Crohn’s disease is a chronic condition characterized by inflammation of the intestine or GT tract which is also known as the digestive tract. Since it is a chronic illness, so it’s persistent and will be present throughout a patient’s life.
The GI tract includes the mouth, oesophagus, stomach, small intestine, large intestine, and anal region. Crohn’s disease can affect any part of GI tract but the most common location is the last part of the small intestine, called the ileum, and the first portion of the colon or the large intestine.
People develop Crohn’s disease between the ages of 15 and 35, although the disease can occur at any age.
– Pain areas: in the abdomen, joints, lower abdomen.
– Pain types: can be mild or severe.
– Abdominal: cramping or tenderness.
– Gastrointestinal: blood in stool, bowel obstruction, diarrhoea, nausea, vomiting, or flatulence.
– Whole body: fatigue, loss of appetite or fever.
– Also common: anal fissure, weight loss, depression, mouth ulcer or skin tags.
The symptom of the disease varies, depending on where the disease and its severity is. This implies that every patient with Crohn’s disease experiences the disease differently. This chronic inflammation is what causes the signs of Crohn’s disease.
Although there are many theories about what causes the disease, the exact cause is still unknown. Previously, diet and stress were presumed as the primary causes, but now doctors know that these factors may aggravate and not cause the disease. However, current thinking is that the Crohn’s disease is a genetic disease caused by abnormal regulation of the immune system. The GI tract frequently gets confronted with bacteria through our diet and environment, consequently causing the disease.
Many factors can contribute to a person’s risk of having Crohn’s disease. But most can be of these categories:
– Genetic predisposition– Genes play an important role. Crohn’s is more common in people who have family members with the disease.
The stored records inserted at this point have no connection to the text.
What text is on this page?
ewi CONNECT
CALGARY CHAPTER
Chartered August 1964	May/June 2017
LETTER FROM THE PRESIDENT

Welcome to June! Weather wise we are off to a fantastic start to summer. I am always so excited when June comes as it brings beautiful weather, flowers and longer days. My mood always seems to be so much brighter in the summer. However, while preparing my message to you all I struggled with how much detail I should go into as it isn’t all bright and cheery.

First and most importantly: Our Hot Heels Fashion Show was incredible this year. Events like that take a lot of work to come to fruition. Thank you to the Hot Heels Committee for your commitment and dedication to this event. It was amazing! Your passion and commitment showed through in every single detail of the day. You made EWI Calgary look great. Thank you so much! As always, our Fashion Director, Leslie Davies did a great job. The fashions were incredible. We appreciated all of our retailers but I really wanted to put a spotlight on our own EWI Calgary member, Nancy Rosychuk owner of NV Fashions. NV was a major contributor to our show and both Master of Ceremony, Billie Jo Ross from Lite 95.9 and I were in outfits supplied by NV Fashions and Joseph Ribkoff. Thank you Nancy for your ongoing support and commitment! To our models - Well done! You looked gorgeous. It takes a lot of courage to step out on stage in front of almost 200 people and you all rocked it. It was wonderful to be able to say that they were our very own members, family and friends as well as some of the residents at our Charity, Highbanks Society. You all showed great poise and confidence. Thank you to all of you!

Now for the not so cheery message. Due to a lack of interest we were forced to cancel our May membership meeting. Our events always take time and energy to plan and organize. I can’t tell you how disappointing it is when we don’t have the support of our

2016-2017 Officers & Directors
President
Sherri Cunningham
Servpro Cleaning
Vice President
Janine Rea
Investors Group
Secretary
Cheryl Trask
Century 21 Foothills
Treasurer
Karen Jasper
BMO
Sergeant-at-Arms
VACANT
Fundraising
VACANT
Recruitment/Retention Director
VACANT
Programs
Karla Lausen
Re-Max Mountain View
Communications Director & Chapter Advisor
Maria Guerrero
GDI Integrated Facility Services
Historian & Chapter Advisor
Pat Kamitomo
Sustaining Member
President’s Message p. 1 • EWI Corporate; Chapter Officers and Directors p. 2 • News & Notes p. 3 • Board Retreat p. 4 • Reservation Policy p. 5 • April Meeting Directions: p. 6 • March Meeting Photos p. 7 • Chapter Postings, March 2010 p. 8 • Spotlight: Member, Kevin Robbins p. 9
– Environmental factors– These factors may help trigger Crohn’s disease. Associated environmental factors may include any of the following: microbes such as bacteria, or viruses, cigarette smoke or other substances that are still unknown.
There’s no firm evidence that what you eat actually causes this inflammatory bowel disease. Therefore, it is diagnosed using a number of tests so as to distinguish it from other gastrointestinal conditions. These tests include- endoscopy, stool tests, blood tests, Barium X-ray (small bowel series) X-rays are often taken for either the upper or lower intestine CT scan, and MRI.
There is no cure for Crohn’s disease, although there are treatments that can help manage the disease by reducing the number of times a patient experiences recurrences. The goals for treatment are also to improve long-term prognosis by limiting complications. And further, to reduce inflammation, relieve symptoms of pain and bleeding and to eliminate nutritional deficiencies.
Medication for Crohn’s disease includes anti- inflammation drugs, steroids and antibiotics. Other than these, there are Nutritional supplements and therapy, immune system suppressors and surgery.
Around 3 in 20 people with Crohn’s have a close relative with the condition; and, if an identical twin has Crohn’s disease, the other twin has a 70 percent chance of having it, too.
Crohn’s disease is like other long term conditions which may affect one’s mood. One may feel more anxious and depressed at times. The pain that a person suffers from may also affect one’s emotions. If your condition starts to get to you, do consider consulting your doctor. Sometimes you may feel helpless about the disease but a few certain changes in your diet and lifestyle may help control your symptoms and lengthen the time between flare-ups.